2. What results expecting?
What I expect is that, when I perform the same test with the same
parameters, the results would stay more or less consistent over
time. This is true when KVM is used as the hypervisor on the same
hardware and guest options. That said, I'm not worried about bhyve
being consistently slower than kvm or a FreeBSD guest being
consistently slower than a Linux guest. I'm concerned that the
performance drop over time is indicative of an issue with how bhyve
interacts with non-freebsd guests.
3. VM configuration, virtio-blk disk size, etc.
4. Full command for tests (including size of test-set), bhyve, etc.

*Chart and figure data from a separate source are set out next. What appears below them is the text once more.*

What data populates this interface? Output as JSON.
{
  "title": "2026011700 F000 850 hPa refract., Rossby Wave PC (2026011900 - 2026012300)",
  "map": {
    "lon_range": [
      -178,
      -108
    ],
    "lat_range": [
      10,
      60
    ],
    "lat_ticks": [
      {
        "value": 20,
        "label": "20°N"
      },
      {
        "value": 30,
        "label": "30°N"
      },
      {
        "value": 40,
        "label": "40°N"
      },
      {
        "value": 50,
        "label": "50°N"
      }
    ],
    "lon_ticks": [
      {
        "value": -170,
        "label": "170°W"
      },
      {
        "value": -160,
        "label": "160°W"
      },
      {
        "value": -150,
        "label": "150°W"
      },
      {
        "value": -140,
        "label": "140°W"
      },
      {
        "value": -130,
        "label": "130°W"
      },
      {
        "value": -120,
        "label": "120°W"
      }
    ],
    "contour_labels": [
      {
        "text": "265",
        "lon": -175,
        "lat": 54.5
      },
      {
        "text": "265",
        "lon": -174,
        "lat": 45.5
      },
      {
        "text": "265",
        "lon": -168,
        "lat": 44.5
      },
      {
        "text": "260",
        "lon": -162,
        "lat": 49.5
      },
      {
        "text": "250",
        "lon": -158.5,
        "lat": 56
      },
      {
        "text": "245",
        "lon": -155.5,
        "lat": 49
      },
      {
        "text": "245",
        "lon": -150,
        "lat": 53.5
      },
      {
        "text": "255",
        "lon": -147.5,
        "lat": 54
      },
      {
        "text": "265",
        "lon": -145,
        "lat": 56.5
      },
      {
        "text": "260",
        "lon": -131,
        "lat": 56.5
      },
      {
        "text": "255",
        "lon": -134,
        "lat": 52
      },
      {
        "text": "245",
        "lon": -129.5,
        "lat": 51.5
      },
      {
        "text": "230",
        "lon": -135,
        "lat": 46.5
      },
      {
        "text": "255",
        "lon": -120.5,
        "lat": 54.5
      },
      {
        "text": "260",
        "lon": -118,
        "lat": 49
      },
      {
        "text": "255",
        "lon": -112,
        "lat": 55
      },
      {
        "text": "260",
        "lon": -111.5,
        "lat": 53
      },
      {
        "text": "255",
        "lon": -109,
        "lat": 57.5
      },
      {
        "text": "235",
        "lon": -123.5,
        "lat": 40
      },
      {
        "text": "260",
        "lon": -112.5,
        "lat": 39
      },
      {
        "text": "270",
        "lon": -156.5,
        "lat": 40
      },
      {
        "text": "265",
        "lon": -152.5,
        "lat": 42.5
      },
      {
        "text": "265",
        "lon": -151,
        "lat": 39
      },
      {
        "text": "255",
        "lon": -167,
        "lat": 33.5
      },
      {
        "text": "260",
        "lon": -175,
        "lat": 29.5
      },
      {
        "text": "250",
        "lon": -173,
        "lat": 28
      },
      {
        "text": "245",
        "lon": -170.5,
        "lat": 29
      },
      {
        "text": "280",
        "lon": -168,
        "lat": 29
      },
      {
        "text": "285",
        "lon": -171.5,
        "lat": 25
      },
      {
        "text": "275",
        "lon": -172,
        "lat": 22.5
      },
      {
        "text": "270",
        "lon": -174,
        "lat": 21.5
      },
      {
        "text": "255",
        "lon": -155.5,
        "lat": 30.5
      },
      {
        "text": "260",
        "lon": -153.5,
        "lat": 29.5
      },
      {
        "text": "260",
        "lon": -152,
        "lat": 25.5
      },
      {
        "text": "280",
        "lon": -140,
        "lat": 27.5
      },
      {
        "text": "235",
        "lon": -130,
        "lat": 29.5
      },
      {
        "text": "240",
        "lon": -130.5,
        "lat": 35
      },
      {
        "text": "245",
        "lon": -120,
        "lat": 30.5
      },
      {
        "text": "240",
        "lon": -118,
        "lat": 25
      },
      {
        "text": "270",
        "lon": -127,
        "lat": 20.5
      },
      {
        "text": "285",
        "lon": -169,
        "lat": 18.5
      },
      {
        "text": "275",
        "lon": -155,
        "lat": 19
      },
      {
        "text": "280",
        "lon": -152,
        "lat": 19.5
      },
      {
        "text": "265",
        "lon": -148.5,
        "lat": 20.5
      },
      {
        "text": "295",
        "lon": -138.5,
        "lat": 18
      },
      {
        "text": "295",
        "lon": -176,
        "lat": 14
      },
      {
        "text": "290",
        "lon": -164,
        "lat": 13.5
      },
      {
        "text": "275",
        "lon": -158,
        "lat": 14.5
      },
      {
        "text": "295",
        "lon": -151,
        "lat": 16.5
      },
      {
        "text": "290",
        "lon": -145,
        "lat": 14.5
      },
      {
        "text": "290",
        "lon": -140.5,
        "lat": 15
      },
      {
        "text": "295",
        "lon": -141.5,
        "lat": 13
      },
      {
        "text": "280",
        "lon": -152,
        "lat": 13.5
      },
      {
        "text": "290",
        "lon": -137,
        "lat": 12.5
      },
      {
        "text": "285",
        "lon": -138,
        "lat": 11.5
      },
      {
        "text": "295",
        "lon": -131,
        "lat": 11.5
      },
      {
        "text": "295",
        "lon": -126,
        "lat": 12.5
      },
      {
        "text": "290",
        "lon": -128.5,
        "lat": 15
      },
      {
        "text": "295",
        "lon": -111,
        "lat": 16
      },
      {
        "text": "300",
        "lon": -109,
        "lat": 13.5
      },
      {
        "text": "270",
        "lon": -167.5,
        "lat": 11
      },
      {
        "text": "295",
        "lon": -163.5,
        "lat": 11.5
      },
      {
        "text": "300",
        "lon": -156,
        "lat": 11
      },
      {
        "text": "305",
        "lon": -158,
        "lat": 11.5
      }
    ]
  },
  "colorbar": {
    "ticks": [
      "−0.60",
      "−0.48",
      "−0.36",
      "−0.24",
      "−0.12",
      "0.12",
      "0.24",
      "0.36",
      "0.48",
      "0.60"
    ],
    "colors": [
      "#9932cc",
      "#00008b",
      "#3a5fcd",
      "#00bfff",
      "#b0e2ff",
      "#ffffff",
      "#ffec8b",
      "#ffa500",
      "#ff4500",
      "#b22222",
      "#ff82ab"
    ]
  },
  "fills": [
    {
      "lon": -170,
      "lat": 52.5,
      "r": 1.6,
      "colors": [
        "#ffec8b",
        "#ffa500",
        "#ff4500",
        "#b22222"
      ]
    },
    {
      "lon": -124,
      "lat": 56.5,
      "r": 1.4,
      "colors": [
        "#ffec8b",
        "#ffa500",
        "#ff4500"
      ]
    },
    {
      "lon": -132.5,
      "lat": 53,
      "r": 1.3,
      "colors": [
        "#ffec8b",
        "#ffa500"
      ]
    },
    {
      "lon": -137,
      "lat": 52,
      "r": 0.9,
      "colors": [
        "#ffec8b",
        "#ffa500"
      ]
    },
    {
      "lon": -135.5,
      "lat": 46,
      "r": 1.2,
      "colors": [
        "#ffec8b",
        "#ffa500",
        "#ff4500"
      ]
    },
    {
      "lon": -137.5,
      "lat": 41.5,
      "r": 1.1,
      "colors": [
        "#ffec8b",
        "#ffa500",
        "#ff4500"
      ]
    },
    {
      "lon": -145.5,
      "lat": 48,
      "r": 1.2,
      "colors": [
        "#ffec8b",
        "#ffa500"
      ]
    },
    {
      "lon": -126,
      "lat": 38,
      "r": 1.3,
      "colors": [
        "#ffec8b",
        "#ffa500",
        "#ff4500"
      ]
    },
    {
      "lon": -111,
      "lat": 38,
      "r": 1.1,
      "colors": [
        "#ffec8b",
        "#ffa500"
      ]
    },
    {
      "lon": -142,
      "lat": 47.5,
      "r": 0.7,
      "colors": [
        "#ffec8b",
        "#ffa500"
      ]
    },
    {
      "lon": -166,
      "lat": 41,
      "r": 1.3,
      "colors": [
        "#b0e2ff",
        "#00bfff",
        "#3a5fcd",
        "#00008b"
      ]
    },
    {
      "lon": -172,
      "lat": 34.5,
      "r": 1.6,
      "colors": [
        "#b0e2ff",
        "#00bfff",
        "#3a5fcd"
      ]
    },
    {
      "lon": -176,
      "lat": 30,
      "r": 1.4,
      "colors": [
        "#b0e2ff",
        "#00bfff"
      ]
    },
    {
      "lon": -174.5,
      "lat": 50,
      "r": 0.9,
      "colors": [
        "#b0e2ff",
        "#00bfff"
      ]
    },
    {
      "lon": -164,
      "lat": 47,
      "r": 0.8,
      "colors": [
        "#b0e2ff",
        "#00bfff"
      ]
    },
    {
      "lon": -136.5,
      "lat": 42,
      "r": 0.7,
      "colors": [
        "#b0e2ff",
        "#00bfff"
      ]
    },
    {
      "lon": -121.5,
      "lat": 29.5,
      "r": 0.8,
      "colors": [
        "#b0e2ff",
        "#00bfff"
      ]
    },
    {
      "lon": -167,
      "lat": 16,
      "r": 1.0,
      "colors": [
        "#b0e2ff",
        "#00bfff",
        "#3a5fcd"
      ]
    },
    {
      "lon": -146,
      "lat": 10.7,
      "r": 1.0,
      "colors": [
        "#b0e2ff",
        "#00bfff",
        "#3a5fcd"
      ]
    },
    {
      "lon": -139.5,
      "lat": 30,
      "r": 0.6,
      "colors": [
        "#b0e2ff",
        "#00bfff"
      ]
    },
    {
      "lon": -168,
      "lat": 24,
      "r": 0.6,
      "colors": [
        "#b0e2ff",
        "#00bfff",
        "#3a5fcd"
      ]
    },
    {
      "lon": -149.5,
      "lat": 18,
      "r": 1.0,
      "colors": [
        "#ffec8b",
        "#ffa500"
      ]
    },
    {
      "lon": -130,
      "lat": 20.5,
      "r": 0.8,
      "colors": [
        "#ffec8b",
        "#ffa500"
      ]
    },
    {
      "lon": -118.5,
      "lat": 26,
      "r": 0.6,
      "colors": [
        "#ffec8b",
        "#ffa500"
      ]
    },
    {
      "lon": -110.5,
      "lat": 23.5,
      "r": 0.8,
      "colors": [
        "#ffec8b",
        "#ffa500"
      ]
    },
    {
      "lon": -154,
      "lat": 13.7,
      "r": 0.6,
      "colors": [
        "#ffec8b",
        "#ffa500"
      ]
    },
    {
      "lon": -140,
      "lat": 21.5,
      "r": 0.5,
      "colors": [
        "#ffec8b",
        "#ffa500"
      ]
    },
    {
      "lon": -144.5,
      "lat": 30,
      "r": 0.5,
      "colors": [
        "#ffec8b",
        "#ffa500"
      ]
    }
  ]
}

I believe this was answered above. Please let me know if you have
additional questions.
5. Did you pass virtio-blk as 512 or 4K ? If 512, probably you
should try 4K.
The testing performed was not exclusively with virtio-blk.
6. Linux has several read-ahead options for IO schedule, and it
could be related too.
I suppose it's possible that bhyve could be somehow causing the disk
scheduler in the Linux guest to act differently. I'll see if I can
figure out how to disable that in future tests.
Additionally could also you play with “sync=disabled” volume/zvol
option? Of course it is only for write testing.
The testing performed was not exclusively with zvols.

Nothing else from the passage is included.